Absolutely and that’s why we need to make sure that this is done very much in a proper way in relation to looking at the evidence base. One of the things we’ve very much concentrated on over the last two years is looking at the evidence base in different countries of Europe, for example, on World Cancer Day we published both in Lancet Oncology and in The Oncologist in relation to the Bill of Rights and what the evidence base was there to actually look at the disparities that we see throughout Europe, the inequalities, and then use that to try and do something about it. But I agree very much with you, it needs to be done in a controlled fashion and it also needs to have that evidence to back it up. So what we’re not saying is that we just open up Pandora’s box, what we’re saying is providing an evidence base but helping to empower patients so that the inequalities that we see we actually try and equal those.
The correct dissemination of this information is crucial?

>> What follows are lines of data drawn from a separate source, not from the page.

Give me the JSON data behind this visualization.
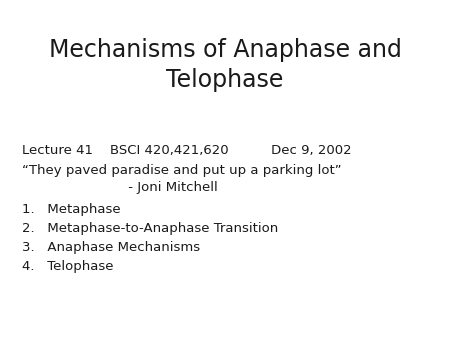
{
  "title_line1": "Mechanisms of Anaphase and",
  "title_line2": "Telophase",
  "subtitle": "Lecture 41    BSCI 420,421,620          Dec 9, 2002",
  "quote_line1": "“They paved paradise and put up a parking lot”",
  "quote_line2": "                         - Joni Mitchell",
  "items": [
    "1.   Metaphase",
    "2.   Metaphase-to-Anaphase Transition",
    "3.   Anaphase Mechanisms",
    "4.   Telophase"
  ],
  "bg_color": "#ffffff",
  "text_color": "#1a1a1a",
  "title_fontsize": 17,
  "subtitle_fontsize": 9.5,
  "quote_fontsize": 9.5,
  "item_fontsize": 9.5
}
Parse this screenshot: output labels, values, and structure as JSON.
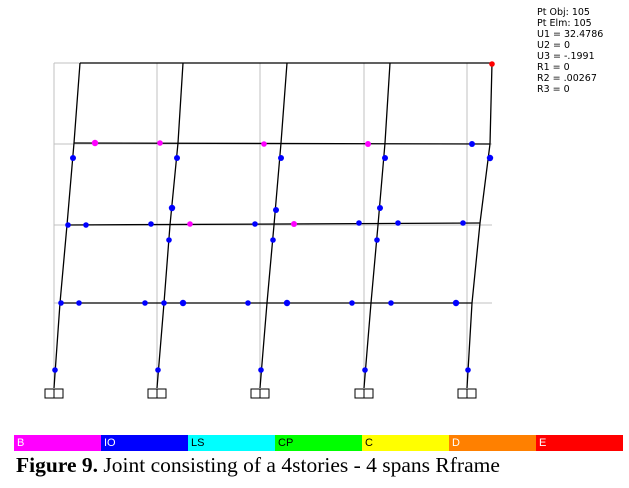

Absolutely and we’ve engaged with publicity companies in terms of doing that so that actually the type of message they’re going across are very much messages that are clear, are backed up by evidence, because I couldn’t agree with you more, that information is like no information.
What is the doctor’s role in making all of this happen?
Different from other initiatives that have happened because it’s very much an equal partnership and it has been all the way along. We’ve had a series of fora, meetings, building up the Bill of Rights, building up the evidence base for it so that the doctors and the patients are working together on this. As I said earlier, 20 organisations that are healthcare, 20 organisations that are patient advocacy, and that has really been crucial also in terms of getting buy-in from people so they can see it’s very much an equal movement going forward.
Many patients want their doctor to be decisive so how do you have an equal partnership?
I would tend to slightly disagree with that. I think that attitude is changing; I think we’re more seeing now in terms of actually healthcare delivery that the patient is very much part of the process and one of the things we’ve said in it is very much that the patient participates as an equal partner with the doctor in deciding, making decisions about their whole healthcare. So sorry, but I think that is actually an old-fashioned model and really we need to look at a much more holistic model that actually really involves the patient, not just lip-service but actually says they’re part of the process.
What is your take home message?
If we work together we can achieve a lot of things and what we really can do is make an optimal cancer care initiative that really delivers for cancer patients, not just sits on the shelf but actually delivers for all of us.